Files
pytorch/torch/csrc/distributed/rpc/rpc_agent.h
Pritam Damania 40cb5182e9 Attach 'send' autograd function to the autograd graph as part of RPC. (#24876)
Summary:
Pull Request resolved: https://github.com/pytorch/pytorch/pull/24876

This contains very basic functionality of adding 'send' autograd
function to our autograd graph. The purpose of this change is to validate the
basic structure proposed here makes sense. Once this makes sense, we can build
upon this to address more complicated scenarios. At a high level we've added
the following functionality:

1) Define a very simple 'SendRpcBackwards' autograd function.
2) Attach this function to appropriate tensors when we call an RPC.
3) Store the send function in our distributed autograd context.
ghstack-source-id: 89359708

Test Plan: unit tests.

Differential Revision: D16903255

fbshipit-source-id: 6c04794a8e58b199795404225fd9da0c1440460e
2019-09-01 23:54:01 -07:00

122 lines
4.5 KiB
C++

#pragma once
#include <torch/csrc/distributed/rpc/future_message.h>
#include <torch/csrc/distributed/rpc/message.h>
#include <algorithm>
namespace torch {
namespace distributed {
namespace rpc {
using worker_id_t = int16_t;
// A globally unique ID to identify an RpcAgent
struct WorkerId {
WorkerId(std::string name, int id)
: WorkerId(std::move(name), (worker_id_t)id) {
TORCH_CHECK(id <= std::numeric_limits<worker_id_t>::max(),
"RPC worker id ", id, " out of bound of int16_t.");
}
WorkerId(std::string name, worker_id_t id)
: name_(std::move(name)), id_(id) {
bool validSize = name_.length() < MAX_NAME_LEN && name_.length() > 0;
bool validChar =
std::find_if(
name_.begin(),
name_.end(),
[](char c) {
return !(std::isalnum(c) || c == '-' || c == '_') ;
}
) == name_.end();
TORCH_CHECK(validSize && validChar,
"Worker name must match ^[A-Za-z0-9-_]*$, "
"and must be non-empty and shorter than ", MAX_NAME_LEN, " chars, "
"but got ", name_);
}
static constexpr size_t MAX_NAME_LEN = 128;
const std::string name_;
const worker_id_t id_;
};
// ``RpcAgent`` is the base class for sending and receiving RPC messages.
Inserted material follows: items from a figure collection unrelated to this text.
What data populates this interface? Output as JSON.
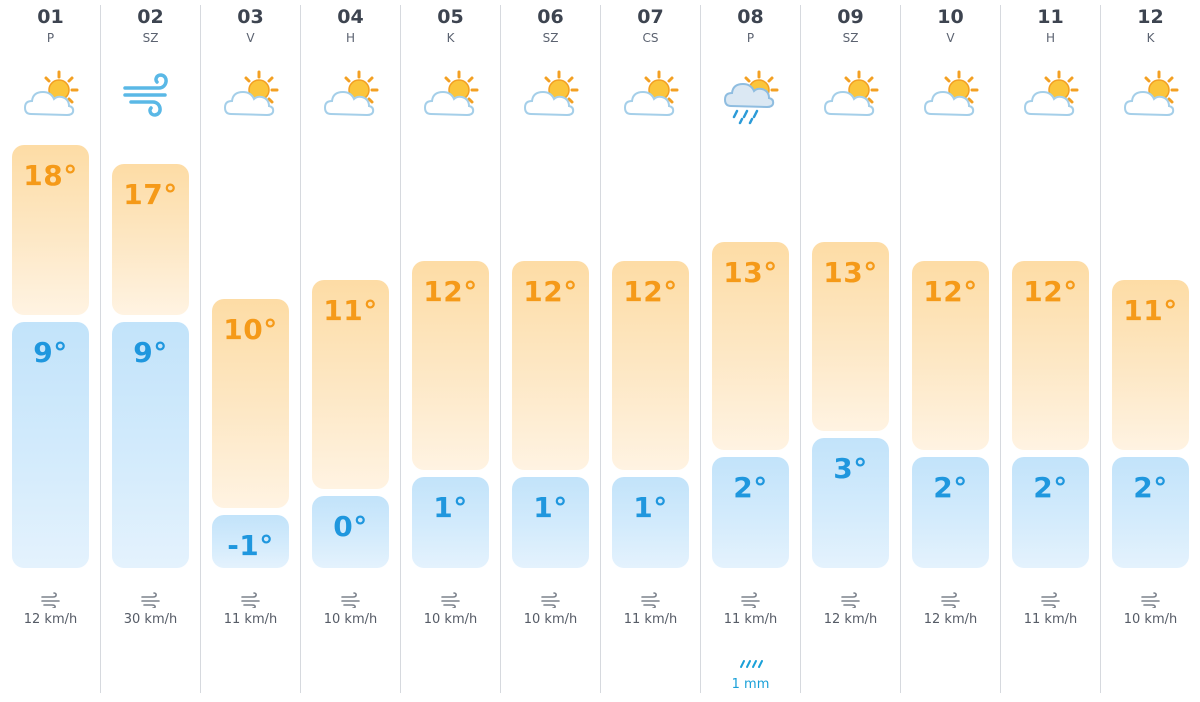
{
  "colors": {
    "max_temp": "#f59a19",
    "min_temp": "#1f97de",
    "max_bar": "#fde3b8",
    "min_bar": "#cde8fb",
    "precip": "#1aa0d8"
  },
  "days": [
    {
      "day": "01",
      "weekday": "P",
      "icon": "sun-behind-cloud-icon",
      "max": "18°",
      "min": "9°",
      "max_value": 18,
      "min_value": 9,
      "wind": "12 km/h",
      "precip": ""
    },
    {
      "day": "02",
      "weekday": "SZ",
      "icon": "wind-icon",
      "max": "17°",
      "min": "9°",
      "max_value": 17,
      "min_value": 9,
      "wind": "30 km/h",
      "precip": ""
    },
    {
      "day": "03",
      "weekday": "V",
      "icon": "sun-behind-cloud-icon",
      "max": "10°",
      "min": "-1°",
      "max_value": 10,
      "min_value": -1,
      "wind": "11 km/h",
      "precip": ""
    },
    {
      "day": "04",
      "weekday": "H",
      "icon": "sun-behind-cloud-icon",
      "max": "11°",
      "min": "0°",
      "max_value": 11,
      "min_value": 0,
      "wind": "10 km/h",
      "precip": ""
    },
    {
      "day": "05",
      "weekday": "K",
      "icon": "sun-behind-cloud-icon",
      "max": "12°",
      "min": "1°",
      "max_value": 12,
      "min_value": 1,
      "wind": "10 km/h",
      "precip": ""
    },
    {
      "day": "06",
      "weekday": "SZ",
      "icon": "sun-behind-cloud-icon",
      "max": "12°",
      "min": "1°",
      "max_value": 12,
      "min_value": 1,
      "wind": "10 km/h",
      "precip": ""
    },
    {
      "day": "07",
      "weekday": "CS",
      "icon": "sun-behind-cloud-icon",
      "max": "12°",
      "min": "1°",
      "max_value": 12,
      "min_value": 1,
      "wind": "11 km/h",
      "precip": ""
    },
    {
      "day": "08",
      "weekday": "P",
      "icon": "sun-rain-cloud-icon",
      "max": "13°",
      "min": "2°",
      "max_value": 13,
      "min_value": 2,
      "wind": "11 km/h",
      "precip": "1 mm"
    },
    {
      "day": "09",
      "weekday": "SZ",
      "icon": "sun-behind-cloud-icon",
      "max": "13°",
      "min": "3°",
      "max_value": 13,
      "min_value": 3,
      "wind": "12 km/h",
      "precip": ""
    },
    {
      "day": "10",
      "weekday": "V",
      "icon": "sun-behind-cloud-icon",
      "max": "12°",
      "min": "2°",
      "max_value": 12,
      "min_value": 2,
      "wind": "12 km/h",
      "precip": ""
    },
    {
      "day": "11",
      "weekday": "H",
      "icon": "sun-behind-cloud-icon",
      "max": "12°",
      "min": "2°",
      "max_value": 12,
      "min_value": 2,
      "wind": "11 km/h",
      "precip": ""
    },
    {
      "day": "12",
      "weekday": "K",
      "icon": "sun-behind-cloud-icon",
      "max": "11°",
      "min": "2°",
      "max_value": 11,
      "min_value": 2,
      "wind": "10 km/h",
      "precip": ""
    }
  ]
}
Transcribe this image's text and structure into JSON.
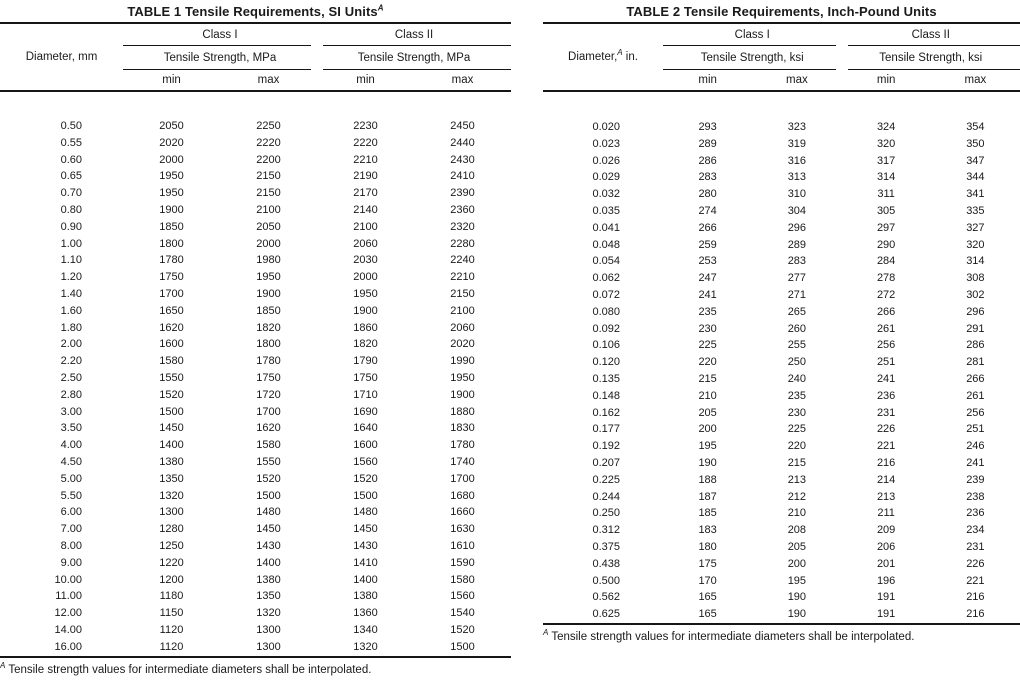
{
  "colors": {
    "background": "#ffffff",
    "text": "#1a1a1a",
    "rule": "#161616"
  },
  "tables": [
    {
      "title": {
        "text": "TABLE 1 Tensile Requirements, SI Units",
        "sup": "A"
      },
      "diameter_header": {
        "pre": "Diameter, mm",
        "sup": "",
        "post": ""
      },
      "class_headers": [
        "Class I",
        "Class II"
      ],
      "subheaders": [
        "Tensile Strength, MPa",
        "Tensile Strength, MPa"
      ],
      "col_headers": [
        "min",
        "max",
        "min",
        "max"
      ],
      "rows": [
        [
          "0.50",
          "2050",
          "2250",
          "2230",
          "2450"
        ],
        [
          "0.55",
          "2020",
          "2220",
          "2220",
          "2440"
        ],
        [
          "0.60",
          "2000",
          "2200",
          "2210",
          "2430"
        ],
        [
          "0.65",
          "1950",
          "2150",
          "2190",
          "2410"
        ],
        [
          "0.70",
          "1950",
          "2150",
          "2170",
          "2390"
        ],
        [
          "0.80",
          "1900",
          "2100",
          "2140",
          "2360"
        ],
        [
          "0.90",
          "1850",
          "2050",
          "2100",
          "2320"
        ],
        [
          "1.00",
          "1800",
          "2000",
          "2060",
          "2280"
        ],
        [
          "1.10",
          "1780",
          "1980",
          "2030",
          "2240"
        ],
        [
          "1.20",
          "1750",
          "1950",
          "2000",
          "2210"
        ],
        [
          "1.40",
          "1700",
          "1900",
          "1950",
          "2150"
        ],
        [
          "1.60",
          "1650",
          "1850",
          "1900",
          "2100"
        ],
        [
          "1.80",
          "1620",
          "1820",
          "1860",
          "2060"
        ],
        [
          "2.00",
          "1600",
          "1800",
          "1820",
          "2020"
        ],
        [
          "2.20",
          "1580",
          "1780",
          "1790",
          "1990"
        ],
        [
          "2.50",
          "1550",
          "1750",
          "1750",
          "1950"
        ],
        [
          "2.80",
          "1520",
          "1720",
          "1710",
          "1900"
        ],
        [
          "3.00",
          "1500",
          "1700",
          "1690",
          "1880"
        ],
        [
          "3.50",
          "1450",
          "1620",
          "1640",
          "1830"
        ],
        [
          "4.00",
          "1400",
          "1580",
          "1600",
          "1780"
        ],
        [
          "4.50",
          "1380",
          "1550",
          "1560",
          "1740"
        ],
        [
          "5.00",
          "1350",
          "1520",
          "1520",
          "1700"
        ],
        [
          "5.50",
          "1320",
          "1500",
          "1500",
          "1680"
        ],
        [
          "6.00",
          "1300",
          "1480",
          "1480",
          "1660"
        ],
        [
          "7.00",
          "1280",
          "1450",
          "1450",
          "1630"
        ],
        [
          "8.00",
          "1250",
          "1430",
          "1430",
          "1610"
        ],
        [
          "9.00",
          "1220",
          "1400",
          "1410",
          "1590"
        ],
        [
          "10.00",
          "1200",
          "1380",
          "1400",
          "1580"
        ],
        [
          "11.00",
          "1180",
          "1350",
          "1380",
          "1560"
        ],
        [
          "12.00",
          "1150",
          "1320",
          "1360",
          "1540"
        ],
        [
          "14.00",
          "1120",
          "1300",
          "1340",
          "1520"
        ],
        [
          "16.00",
          "1120",
          "1300",
          "1320",
          "1500"
        ]
      ],
      "footnote": {
        "sup": "A",
        "text": " Tensile strength values for intermediate diameters shall be interpolated."
      }
    },
    {
      "title": {
        "text": "TABLE 2 Tensile Requirements, Inch-Pound Units",
        "sup": ""
      },
      "diameter_header": {
        "pre": "Diameter,",
        "sup": "A",
        "post": " in."
      },
      "class_headers": [
        "Class I",
        "Class II"
      ],
      "subheaders": [
        "Tensile Strength, ksi",
        "Tensile Strength, ksi"
      ],
      "col_headers": [
        "min",
        "max",
        "min",
        "max"
      ],
      "rows": [
        [
          "0.020",
          "293",
          "323",
          "324",
          "354"
        ],
        [
          "0.023",
          "289",
          "319",
          "320",
          "350"
        ],
        [
          "0.026",
          "286",
          "316",
          "317",
          "347"
        ],
        [
          "0.029",
          "283",
          "313",
          "314",
          "344"
        ],
        [
          "0.032",
          "280",
          "310",
          "311",
          "341"
        ],
        [
          "0.035",
          "274",
          "304",
          "305",
          "335"
        ],
        [
          "0.041",
          "266",
          "296",
          "297",
          "327"
        ],
        [
          "0.048",
          "259",
          "289",
          "290",
          "320"
        ],
        [
          "0.054",
          "253",
          "283",
          "284",
          "314"
        ],
        [
          "0.062",
          "247",
          "277",
          "278",
          "308"
        ],
        [
          "0.072",
          "241",
          "271",
          "272",
          "302"
        ],
        [
          "0.080",
          "235",
          "265",
          "266",
          "296"
        ],
        [
          "0.092",
          "230",
          "260",
          "261",
          "291"
        ],
        [
          "0.106",
          "225",
          "255",
          "256",
          "286"
        ],
        [
          "0.120",
          "220",
          "250",
          "251",
          "281"
        ],
        [
          "0.135",
          "215",
          "240",
          "241",
          "266"
        ],
        [
          "0.148",
          "210",
          "235",
          "236",
          "261"
        ],
        [
          "0.162",
          "205",
          "230",
          "231",
          "256"
        ],
        [
          "0.177",
          "200",
          "225",
          "226",
          "251"
        ],
        [
          "0.192",
          "195",
          "220",
          "221",
          "246"
        ],
        [
          "0.207",
          "190",
          "215",
          "216",
          "241"
        ],
        [
          "0.225",
          "188",
          "213",
          "214",
          "239"
        ],
        [
          "0.244",
          "187",
          "212",
          "213",
          "238"
        ],
        [
          "0.250",
          "185",
          "210",
          "211",
          "236"
        ],
        [
          "0.312",
          "183",
          "208",
          "209",
          "234"
        ],
        [
          "0.375",
          "180",
          "205",
          "206",
          "231"
        ],
        [
          "0.438",
          "175",
          "200",
          "201",
          "226"
        ],
        [
          "0.500",
          "170",
          "195",
          "196",
          "221"
        ],
        [
          "0.562",
          "165",
          "190",
          "191",
          "216"
        ],
        [
          "0.625",
          "165",
          "190",
          "191",
          "216"
        ]
      ],
      "footnote": {
        "sup": "A",
        "text": " Tensile strength values for intermediate diameters shall be interpolated."
      }
    }
  ]
}
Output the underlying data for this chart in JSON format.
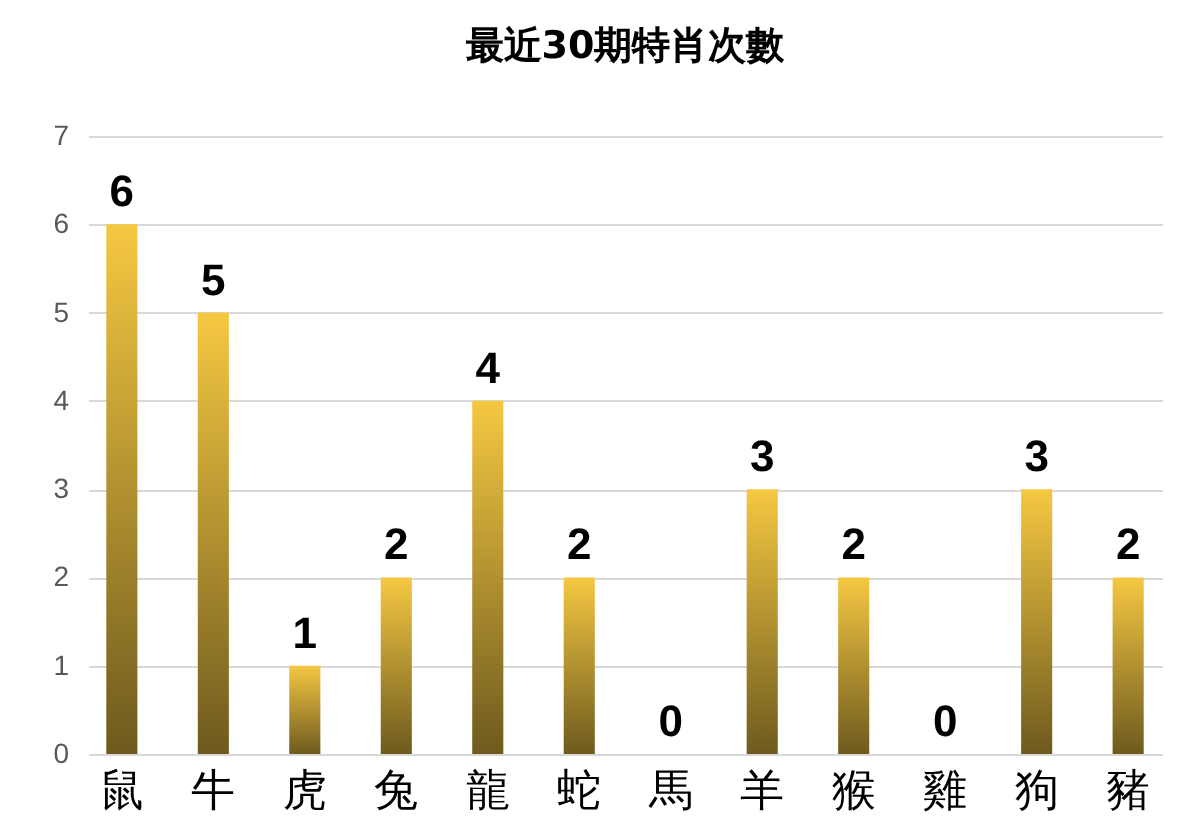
{
  "chart_data": {
    "type": "bar",
    "title": "最近30期特肖次數",
    "categories": [
      "鼠",
      "牛",
      "虎",
      "兔",
      "龍",
      "蛇",
      "馬",
      "羊",
      "猴",
      "雞",
      "狗",
      "豬"
    ],
    "values": [
      6,
      5,
      1,
      2,
      4,
      2,
      0,
      3,
      2,
      0,
      3,
      2
    ],
    "color": "#f5c842",
    "ylim": [
      0,
      7
    ],
    "yticks": [
      0,
      1,
      2,
      3,
      4,
      5,
      6,
      7
    ],
    "grid": "y",
    "data_labels": true
  }
}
It
// provides a unified ``send`` API for both request and response messages, and
// will invoke the given ``RequestCallback`` to process received requests. It
// should immediately become ready to serve request and accept response after
// construction.
class RpcAgent;
// RpcAgent implementation should invoke ``RequestCallback`` to process received
// requests. There is no restriction on the implementation's threading model.
// This function takes an rvalue reference of the Message object.
// It is expected to return the response message or message containing an
// exception. Different rpc agent implementations are expected to ensure
// delivery of the response/exception based on their implementation specific
// mechanisms.
using RequestCallback = std::function<Message(Message&&)>;
class RpcAgent {
public:
// `WorkerId` is the globally unique identifier for this RpcAgent instance. It
// contains a ``name_`` field and an ``id_`` field. ``name_`` is the globally
// unique name for this ``RpcAgent``. It is up to the ``RpcAgent``
// implementation to determine how to resolve names. ``id_`` is the globally
// unique ID for this ``RpcAgent``. This should be determined by the
// ``RpcAgent`` implementation.
// The ``RequestCallback`` will be invoked to handle received requests. This
// ``RpcAgent`` base class makes no assumption on the thread-safeness of the
// ``RequestCallback``. ``RpcAgent`` implementations need to make sure that
// its threading model conform to ``RequestCallback``'s requirement.
RpcAgent(WorkerId id, RequestCallback cb);
virtual ~RpcAgent();
// Send a message to the ``RpcAgent`` of id ``to`` and returns a
// ``FutureMessage`` ptr. The implementation must be asynchronous, i.e., it
// cannot block until it receives the response.
//
// If ``message.isRequest()`` is true, the ``FutureMessage`` will be completed
// when the response arrives. For other message types, the Future should be
// ignored by the caller.
std::shared_ptr<FutureMessage> send(const WorkerId& to, Message&& message);
// Return a reference to the ``WorkerId`` of this RpcAgent.
// NB: not using ``c10::optional<const std::string&>`` here because we might
// need to create a separate RPC API lib and avoid forcing all ``RpcAgent``
// implementations to depend on libtorch.
const WorkerId& getWorkerId() const;
// Return a reference to the ``WorkerId`` of the given ``workerName``.
virtual const WorkerId& getWorkerId(const std::string& workerName) const = 0;
// Retrieves the worker_id for this node.
virtual int16_t getWorkerId() = 0;
// Call sync and join all internal threads. This method should be called
// before every RPC process exits.
virtual void join() = 0;
// Synchronize the this process with other ``RpcAgent`` processes. Block until
// all ``RpcAgent``s reach this method and send all pending messages.
virtual void sync() = 0;
protected:
const WorkerId workerId_;
// Method that needs to be overridden by all implementations of this
// interface. The public send() method is responsible for common
// pre-processing shared across all implementations.
virtual std::shared_ptr<FutureMessage> sendImpl(
const WorkerId& to,
Message&& message) = 0;
const std::string workerName_;
const RequestCallback cb_;
};
}
}
}